Prof. Dr. Hin-Tat Cheung  (Asia University, Taiwan )

Professor Hin-Tat Cheung is the Chair Professor at the Department of Audiology and Speech-Language Pathology at Asia University, Taiwan. His expertise spans child language development and various linguistic disorders. A former President of the Linguistics Society of Taiwan, Prof. Cheung has a significant impact on both theoretical and applied linguistics, notably in bilingualism and education. His work often intersects with developmental language research, and has yielded a wealth of publications, particularly focusing on the syntactic abilities in Mandarin-speaking children and the intersection of vocabulary and grammar in developmental language disorders. 

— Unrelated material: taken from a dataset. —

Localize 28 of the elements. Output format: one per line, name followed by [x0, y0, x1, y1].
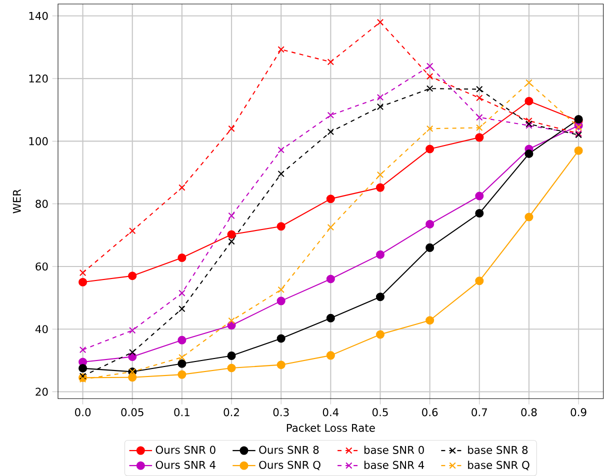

Prof. Dr. Shu-Kai Hsieh  (NTU, Taiwan ) 

Professor Shu-Kai Hsieh is a Professor at the Graduate Institute of Linguistics at National Taiwan University. His research interests span corpus and computational linguistics, lexical semantics, morphology, as well as linguistic philosophy and cognition and language, exploring the complexities of language, but also intersect with the latest in digital humanities and linguistic technology. His scholarly trajectory has been marked by numerous publications and prominent positions at numerous prestigious institutions. Prof. Hsieh is the founder of Taiwan Olympiad in Linguistics (TOL), and serves as the team leader and head coach of the Taiwanese national teams for International Olympiad in Linguistics (IOL).